Le mouvement de protestation populaire actuel est libérateur, mais paradoxal : la liberté d'opinion en prend pour son rhume. Slogans et insultes volent de toutes parts. Certains sont pointés du doigt pour délit d'opinion (je pense à Gilbert Rozon, à Richard Martineau et à Jacques Villeneuve - il faut dire que les deux derniers y sont allés un peu fort). D’autres ont été déclarés coupables par association. Pierre Foglia a dû répondre à ceux et celles qui lui ont reproché d'écrire dans La Presse, que ses chroniqueurs ne subissent aucune pression de Power Corporation. J’ai aussi vu l’inverse : des abonnés au Devoir qui ont cessé de le lire parce qu’il prenait position pour les étudiants et leurs alliés.

Le climat actuel a polarisé les opinions avec une force qu’on n’avait pas vue depuis le référendum de 1995. Au hasard de mes rencontres des dernières semaines, j'ai vu des gens bornés à chaque bout du spectre. Comme ce baby-boomer de Sherbrooke, qui trouvait les étudiants ridicules jusqu’à ce que je lui fasse parler de ses belles années de lutte des années 1960 et 1970.

Jeudi, lors du cocktail après la remise des Prix Arès et Laurendeau, j’ai eu le malheur de commencer une conversation en disant que la hausse des droits de scolarité n’était pas un drame. Je n’avais pas terminé ma phrase que mon interlocutrice avait déjà tourné les talons. Je l’ai rattrapée pour lui demander des excuses, et à ma deuxième requête, elle m’accusait de harcèlement. Cette crise sociale a induit une polarisation telle, qu’il y a de moins en moins de place pour les opinions nuancées.

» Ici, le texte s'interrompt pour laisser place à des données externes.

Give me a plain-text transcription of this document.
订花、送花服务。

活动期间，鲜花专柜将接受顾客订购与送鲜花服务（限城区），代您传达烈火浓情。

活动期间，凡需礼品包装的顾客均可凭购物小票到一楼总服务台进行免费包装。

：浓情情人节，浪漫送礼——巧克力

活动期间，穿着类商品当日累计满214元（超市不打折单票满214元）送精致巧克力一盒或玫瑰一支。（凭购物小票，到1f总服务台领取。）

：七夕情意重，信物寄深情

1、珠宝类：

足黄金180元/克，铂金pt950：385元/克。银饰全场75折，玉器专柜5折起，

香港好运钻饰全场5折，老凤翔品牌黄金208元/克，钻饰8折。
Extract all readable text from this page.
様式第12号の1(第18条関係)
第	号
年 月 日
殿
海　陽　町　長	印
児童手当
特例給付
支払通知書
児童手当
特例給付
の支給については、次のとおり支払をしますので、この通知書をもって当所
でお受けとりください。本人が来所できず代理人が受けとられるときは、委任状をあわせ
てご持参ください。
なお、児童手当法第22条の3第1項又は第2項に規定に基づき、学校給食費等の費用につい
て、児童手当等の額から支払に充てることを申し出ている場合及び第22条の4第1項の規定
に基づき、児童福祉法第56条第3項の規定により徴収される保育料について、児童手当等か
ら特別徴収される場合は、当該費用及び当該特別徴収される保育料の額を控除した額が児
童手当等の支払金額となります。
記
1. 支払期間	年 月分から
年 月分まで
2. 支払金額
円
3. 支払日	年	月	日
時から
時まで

Certains ont décrit la situation actuelle en la comparant à « Grande Noirceur ». Dans un texte paru cette semaine, un étudiant au doctorat en histoire de l’Université Laval rappelle qu’on a le mythe facile au Québec. Quand on fait cette comparaison, on commet une double exagération : le système politique n’est pas aussi bloqué qu’à l’époque de Duplessis et les années d’après-guerre n’étaient pas si noires qu’on le dit. Néanmoins, la crise sociale québécoise existe bel et bien et elle est le symptôme d’un certain nombre des malaises que le système politique n’arrive pas à résoudre. En ce sens, on peut se poser la question suivante : Sommes-nous à l’aube d’une nouvelle Révolution tranquille ? J’y reviendrai.



[1] Cité par Stéphane Baillargeon, « Crise étudiante - Mai 68, en gros », Le Devoir, le 9 juin 2012.